— Мир вам, о, веселые люди! — с низким поклоном приветствует дервиш.
— Добро пожаловать, дервиш-баба, милости просим откушать с нами хлеба и соли, повеселимся вместе, — пригласил его хозяин.
И, усадив дервиша рядом, продолжает кейфовать.
Настала ночь, и хозяин расплатился с музыкантами. По их уходе дервиш спросил хозяина:
— Как тебя зовут, приятель?
— Гасан.
— Не в обиду будь сказано, братец Гасан, чем ты занимаешься, сколько зарабатываешь, что так беззаботно кейфуя коротаешь время?
— Чтобы кейфовать, не надо много денег, дервиш-баба, — ответил хозяин. — И на самый маленький доход можно жить без печали. Я — лапотник, шью и чиню лапти; доход у меня не больно велик. Одну половину я трачу вечером на еду, на другую нанимаю вот этих самых музыкантов. И в радости пробегают мои дни. А когда мне бог пошлет такого доброго гостя, как ты, мне делается еще радостней.
— Да продлится надолго радость твоя, братец Гасан, но если вдруг эта ненадежная радость тебе изменит, что ты будешь делать тогда?
— Зачем она мне изменит, дервиш-баба?
— Да вот, сказать к примеру, вдруг халифу придет на ум приказать: чтобы не было лапотников в Багдаде!
— Вот еще! Разве нет у халифа другого дела? Да чем провинились лапотники перед халифом? А коли что-нибудь такое случится, тогда и подумаем. Теперь же, дервиш-баба, пора на боковую, бог не без милости: у кейфующего кейфа не убудет. Уж таковы все мирские дела — как ты примешься за них, так они и пойдут.

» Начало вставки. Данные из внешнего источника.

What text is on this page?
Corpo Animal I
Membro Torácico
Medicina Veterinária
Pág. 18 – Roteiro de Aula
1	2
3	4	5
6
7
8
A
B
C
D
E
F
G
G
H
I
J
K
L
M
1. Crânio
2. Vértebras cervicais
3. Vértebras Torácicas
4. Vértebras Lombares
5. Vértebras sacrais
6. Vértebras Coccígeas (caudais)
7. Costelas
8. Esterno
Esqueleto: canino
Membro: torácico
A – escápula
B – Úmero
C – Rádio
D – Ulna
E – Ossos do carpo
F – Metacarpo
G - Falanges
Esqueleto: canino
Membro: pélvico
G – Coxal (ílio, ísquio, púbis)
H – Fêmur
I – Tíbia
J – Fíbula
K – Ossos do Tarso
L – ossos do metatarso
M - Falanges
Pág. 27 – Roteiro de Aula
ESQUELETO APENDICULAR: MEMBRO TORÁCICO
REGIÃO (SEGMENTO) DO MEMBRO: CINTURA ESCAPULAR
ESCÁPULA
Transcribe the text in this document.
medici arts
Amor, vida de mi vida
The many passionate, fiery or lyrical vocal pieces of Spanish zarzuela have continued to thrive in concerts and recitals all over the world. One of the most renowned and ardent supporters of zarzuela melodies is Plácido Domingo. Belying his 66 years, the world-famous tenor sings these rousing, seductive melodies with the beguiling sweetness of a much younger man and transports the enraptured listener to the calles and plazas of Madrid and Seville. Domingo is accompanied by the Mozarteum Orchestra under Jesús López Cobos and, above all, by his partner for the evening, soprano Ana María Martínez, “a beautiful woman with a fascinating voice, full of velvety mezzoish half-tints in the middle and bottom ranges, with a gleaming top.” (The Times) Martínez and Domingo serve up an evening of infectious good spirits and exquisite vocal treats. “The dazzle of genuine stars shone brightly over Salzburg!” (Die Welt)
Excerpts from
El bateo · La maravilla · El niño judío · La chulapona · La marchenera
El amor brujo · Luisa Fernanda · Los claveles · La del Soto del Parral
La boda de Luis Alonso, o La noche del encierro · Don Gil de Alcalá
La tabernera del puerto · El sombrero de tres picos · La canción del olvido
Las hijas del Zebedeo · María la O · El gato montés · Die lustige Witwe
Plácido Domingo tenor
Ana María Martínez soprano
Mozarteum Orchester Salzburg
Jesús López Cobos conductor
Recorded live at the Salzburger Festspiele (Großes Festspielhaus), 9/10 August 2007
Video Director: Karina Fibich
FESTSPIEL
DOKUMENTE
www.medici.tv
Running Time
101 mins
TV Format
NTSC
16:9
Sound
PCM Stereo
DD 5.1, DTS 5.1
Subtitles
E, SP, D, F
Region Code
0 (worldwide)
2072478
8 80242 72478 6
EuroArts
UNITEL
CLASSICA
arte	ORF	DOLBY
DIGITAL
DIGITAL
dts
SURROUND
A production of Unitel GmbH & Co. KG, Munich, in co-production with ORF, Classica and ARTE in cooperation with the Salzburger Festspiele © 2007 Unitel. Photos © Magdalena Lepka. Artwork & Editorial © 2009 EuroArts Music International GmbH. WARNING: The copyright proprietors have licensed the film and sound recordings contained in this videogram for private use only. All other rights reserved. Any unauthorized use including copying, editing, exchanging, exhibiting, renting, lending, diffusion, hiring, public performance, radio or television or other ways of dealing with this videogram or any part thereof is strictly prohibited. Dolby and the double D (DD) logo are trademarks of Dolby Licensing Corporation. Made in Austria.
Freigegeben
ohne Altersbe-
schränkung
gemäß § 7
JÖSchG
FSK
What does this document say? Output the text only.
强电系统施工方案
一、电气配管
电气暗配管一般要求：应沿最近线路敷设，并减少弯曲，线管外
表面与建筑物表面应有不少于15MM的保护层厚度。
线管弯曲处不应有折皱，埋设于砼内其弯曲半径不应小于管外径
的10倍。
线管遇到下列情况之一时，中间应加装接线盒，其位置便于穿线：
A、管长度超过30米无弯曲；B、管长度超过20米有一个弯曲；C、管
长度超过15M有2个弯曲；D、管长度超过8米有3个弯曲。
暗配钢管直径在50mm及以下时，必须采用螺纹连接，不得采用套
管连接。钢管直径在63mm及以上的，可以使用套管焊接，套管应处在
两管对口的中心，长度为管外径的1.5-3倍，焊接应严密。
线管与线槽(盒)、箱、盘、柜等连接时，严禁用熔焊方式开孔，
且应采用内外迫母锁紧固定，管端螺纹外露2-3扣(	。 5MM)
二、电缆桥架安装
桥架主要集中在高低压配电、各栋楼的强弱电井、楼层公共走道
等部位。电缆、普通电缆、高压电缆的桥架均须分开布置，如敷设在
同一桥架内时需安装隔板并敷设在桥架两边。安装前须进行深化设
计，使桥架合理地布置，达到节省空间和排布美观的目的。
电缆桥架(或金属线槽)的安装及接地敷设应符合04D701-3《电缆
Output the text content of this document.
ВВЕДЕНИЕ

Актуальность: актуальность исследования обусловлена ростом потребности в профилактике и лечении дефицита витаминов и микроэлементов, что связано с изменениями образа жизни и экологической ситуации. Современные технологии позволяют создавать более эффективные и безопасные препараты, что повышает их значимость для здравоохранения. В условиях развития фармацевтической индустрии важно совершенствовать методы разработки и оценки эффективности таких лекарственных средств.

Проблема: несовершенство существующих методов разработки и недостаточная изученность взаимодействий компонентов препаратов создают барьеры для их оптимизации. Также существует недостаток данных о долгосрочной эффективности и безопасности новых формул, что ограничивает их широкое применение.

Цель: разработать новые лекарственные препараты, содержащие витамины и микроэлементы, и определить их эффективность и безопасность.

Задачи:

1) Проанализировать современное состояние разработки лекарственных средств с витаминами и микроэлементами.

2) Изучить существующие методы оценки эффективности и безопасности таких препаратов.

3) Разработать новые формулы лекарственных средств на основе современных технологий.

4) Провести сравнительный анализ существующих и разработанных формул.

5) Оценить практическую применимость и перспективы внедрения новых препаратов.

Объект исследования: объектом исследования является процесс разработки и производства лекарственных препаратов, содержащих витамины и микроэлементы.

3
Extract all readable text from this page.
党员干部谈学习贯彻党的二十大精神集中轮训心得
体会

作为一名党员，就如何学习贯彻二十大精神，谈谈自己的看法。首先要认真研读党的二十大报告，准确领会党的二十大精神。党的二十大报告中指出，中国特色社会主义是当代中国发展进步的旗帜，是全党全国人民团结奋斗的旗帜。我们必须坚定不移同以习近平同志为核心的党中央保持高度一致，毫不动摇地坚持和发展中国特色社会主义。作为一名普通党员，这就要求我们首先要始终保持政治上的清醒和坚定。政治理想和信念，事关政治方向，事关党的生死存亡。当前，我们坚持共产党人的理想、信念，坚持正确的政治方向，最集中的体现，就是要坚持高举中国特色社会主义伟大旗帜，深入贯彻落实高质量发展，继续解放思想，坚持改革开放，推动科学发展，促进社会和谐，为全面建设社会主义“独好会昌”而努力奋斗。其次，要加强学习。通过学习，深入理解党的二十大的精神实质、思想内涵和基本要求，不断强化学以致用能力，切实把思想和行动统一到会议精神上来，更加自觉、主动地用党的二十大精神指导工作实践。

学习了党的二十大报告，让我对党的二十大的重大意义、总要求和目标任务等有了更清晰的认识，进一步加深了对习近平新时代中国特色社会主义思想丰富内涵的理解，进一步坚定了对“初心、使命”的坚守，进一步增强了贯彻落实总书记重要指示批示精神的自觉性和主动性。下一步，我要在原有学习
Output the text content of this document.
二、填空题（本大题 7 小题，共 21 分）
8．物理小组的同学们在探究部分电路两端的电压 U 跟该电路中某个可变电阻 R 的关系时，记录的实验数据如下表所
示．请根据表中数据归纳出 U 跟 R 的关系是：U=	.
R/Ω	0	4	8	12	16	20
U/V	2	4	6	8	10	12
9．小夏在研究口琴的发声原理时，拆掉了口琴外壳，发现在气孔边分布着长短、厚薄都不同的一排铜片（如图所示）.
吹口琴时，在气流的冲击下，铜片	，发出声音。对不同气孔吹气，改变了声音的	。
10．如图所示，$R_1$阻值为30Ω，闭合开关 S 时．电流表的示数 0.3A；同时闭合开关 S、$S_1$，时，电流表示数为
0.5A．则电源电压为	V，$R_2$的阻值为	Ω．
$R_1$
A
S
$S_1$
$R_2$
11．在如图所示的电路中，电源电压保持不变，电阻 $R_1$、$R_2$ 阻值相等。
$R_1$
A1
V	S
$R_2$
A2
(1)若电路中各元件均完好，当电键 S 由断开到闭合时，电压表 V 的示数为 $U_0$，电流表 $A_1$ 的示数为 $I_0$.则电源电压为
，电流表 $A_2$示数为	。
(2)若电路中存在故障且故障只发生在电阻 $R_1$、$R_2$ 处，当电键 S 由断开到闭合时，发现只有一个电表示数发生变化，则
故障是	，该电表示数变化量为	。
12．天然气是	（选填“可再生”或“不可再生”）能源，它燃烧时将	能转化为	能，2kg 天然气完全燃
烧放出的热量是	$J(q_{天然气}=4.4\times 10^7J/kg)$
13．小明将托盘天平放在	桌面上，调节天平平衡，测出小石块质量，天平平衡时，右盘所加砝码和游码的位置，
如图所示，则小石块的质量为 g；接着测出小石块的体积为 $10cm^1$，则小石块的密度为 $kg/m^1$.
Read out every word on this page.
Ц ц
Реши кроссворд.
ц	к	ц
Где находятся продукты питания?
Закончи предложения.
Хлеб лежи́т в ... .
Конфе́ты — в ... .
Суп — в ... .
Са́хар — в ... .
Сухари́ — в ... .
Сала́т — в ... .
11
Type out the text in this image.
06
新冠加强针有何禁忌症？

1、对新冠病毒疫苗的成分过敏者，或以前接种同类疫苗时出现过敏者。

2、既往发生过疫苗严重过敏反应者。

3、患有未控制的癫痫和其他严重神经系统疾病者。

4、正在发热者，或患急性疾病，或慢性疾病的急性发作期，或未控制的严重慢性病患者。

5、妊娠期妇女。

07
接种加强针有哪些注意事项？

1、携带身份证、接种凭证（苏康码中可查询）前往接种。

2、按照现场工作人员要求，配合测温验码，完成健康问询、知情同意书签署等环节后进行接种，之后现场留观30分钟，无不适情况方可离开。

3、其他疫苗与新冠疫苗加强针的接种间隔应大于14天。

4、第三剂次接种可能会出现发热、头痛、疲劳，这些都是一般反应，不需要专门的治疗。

— Ладно, дай бог, чтобы так было, — молвил дервиш, и оба легли.
2Рано утром дервиш удалился. Вскорости придворные вестники обежали улицы и площади, возглашая:
— Халиф приказал всем лапотникам закрыть свои лавки, а кто посмеет заниматься лапотным ремеслом, с того голову долой!
У бедного Гасана вырывают шило; осыпая его ударами, выгоняют из убогой лавчонки и запирают дверь.
Ночью Гарун-Аль-Рашид, переодевшись дервишем, опять пускается бродить по Багдаду. Из лачуги весельчака Гасана ему слышатся музыка и пение. Он входит.
— Добро пожаловать, дервиш-баба! Садись, тебе место готово!
Дервиш уселся; все начинают петь и веселиться до поздней ночи.
В полночь музыканты, получив плату, уходят. Хозяин и гость остаются вдвоем.
— Слыхал, что случилось, дервиш-баба?
— А что такое?
— Все, что ты напророчил вчера, сегодня сбылось: вышел приказ халифа о запрещении лапотникам работать…
— Не может быть! — удивился гость. — Откуда же ты взял денег для нынешнего кейфа?
— Я отыскал глиняный кувшин и вот теперь продаю воду. Что заработаю за день — половина идет на прожиток, а остальное на музыкантов; так я и продолжаю кейфовать.
— Но ежели халиф и воду продавать не позволит, тогда что делать будешь?
— Ведь я продажей воды халифу убытка не причиняю, за что же не позволять? Да и стоит ли думать об этом? Вот когда запретит, тог да и подумаю. Не бойся, братец, кусок хлеба я всегда добуду, да и уголок для кейфа всегда найдется.
— Пусть вечно осеняет радость твой очаг, Гасан! — промолвил дервиш, удаляясь.
3Чуть свет весь Багдад содрогнулся от крика придворных вестников:
— Халиф Гарун-Аль-Рашид повелевает: «Вода есть дар божий и с нынешнего дня никто да не осмелится продавать ее за деньги. Повелеваю разорвать у торговцев бурдюки и перебить кувшины!»
Разбили кувшин и у бедного Гасана; с пустыми руками плетется он домой.
На третью ночь халиф, одетый дервишем, опять, обходит город. Опять приближается к жилищу веселого Гасана и слышит музыку, звуки песен. Он входит.
— О-о, дервиш-баба, честь тебе и место, садись поближе, день продолжим, вечер скоротаем! Будем веселиться, дервиш-баба: лучше веселье, чем грусть.
— Что и говорить, веселье куда лучше. Смерти все равно никому не миновать, кто может — пусть веселится! — восклицает дервиш, подсаживаясь к хозяину.
В полночь музыканты получают плату и уходят. Остаются дервиш и хозяин.
— Братец Гасан, что это я слышал сегодня! Будто халиф запретил торговать водой — да правда ли это?